Et puis Léopold m'a collé un devoir obligatoire qui a mobilisé mes neurones, enfin le temps où ils étaient mobilisables.
Six livres qui me représentent ? à mon âge difficile. Je ne sais pourquoi les plus anciens me sont revenus plus facilement en mémoire. Donc j'essaie, et tant pis pour toi Léopold si tu es déçu.
Il y a d'abord mes fondamentaux.
Montaigne et Balzac. Montaigne, c'est une découverte scolaire, au lycée. En seconde, j'étais dans un lycée de bonnes soeurs, mon professeur de Lettres était brillante et passionnante mais bien religieuse quand même.
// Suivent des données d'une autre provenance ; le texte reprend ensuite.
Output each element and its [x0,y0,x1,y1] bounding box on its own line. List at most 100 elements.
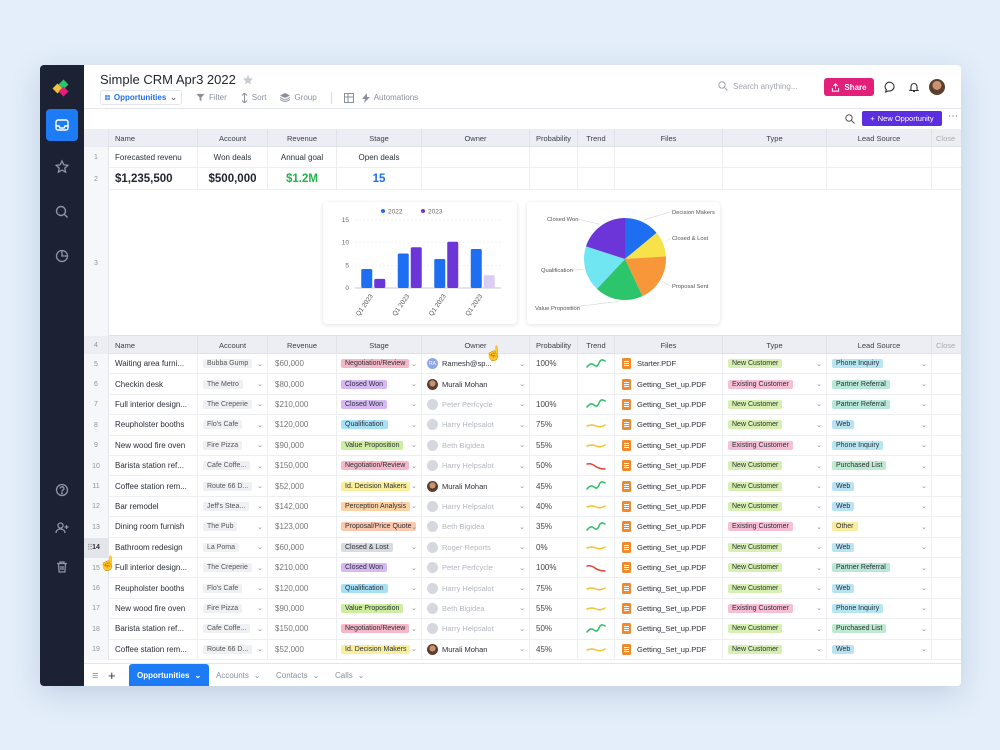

Quand nous avons étudié Montaigne, j'ai perçu chez elle une certaine réticence. Car il y avait un "gros mot" dans les textes de Montaigne et c'était "scepticisme" : le doute est inutile chez les bonnes soeurs.
C'est bien sûr le mot qui m'a séduite ce qui ne m'a pas empêchée d'avoir des convictions.
Balzac, ce fut le coup de foudre immédiat et je ne saurais dire pourquoi. J'y reviens régulièrement
quand aucun livre ne m'attire
quand j'ai du mal à sortir d'une lecture et à en commencer une nouvelle, je lis un Balzac.
Curieusement si je devais retenir un ouvrage en particulier, je ne choisirais pas le plus représentatif car ce serait
"La Peau de Chagrin"
un récit fantastique.
D'abord parce que j'aime les récits dans le récit.
Mais surtout à cause de sa problématique, posée au début, comme étant celle de l'existence : répondre à ses désirs et voir la vie se raccoucir ou s'interdire le désir et devenir vieux comme l'antiquaire.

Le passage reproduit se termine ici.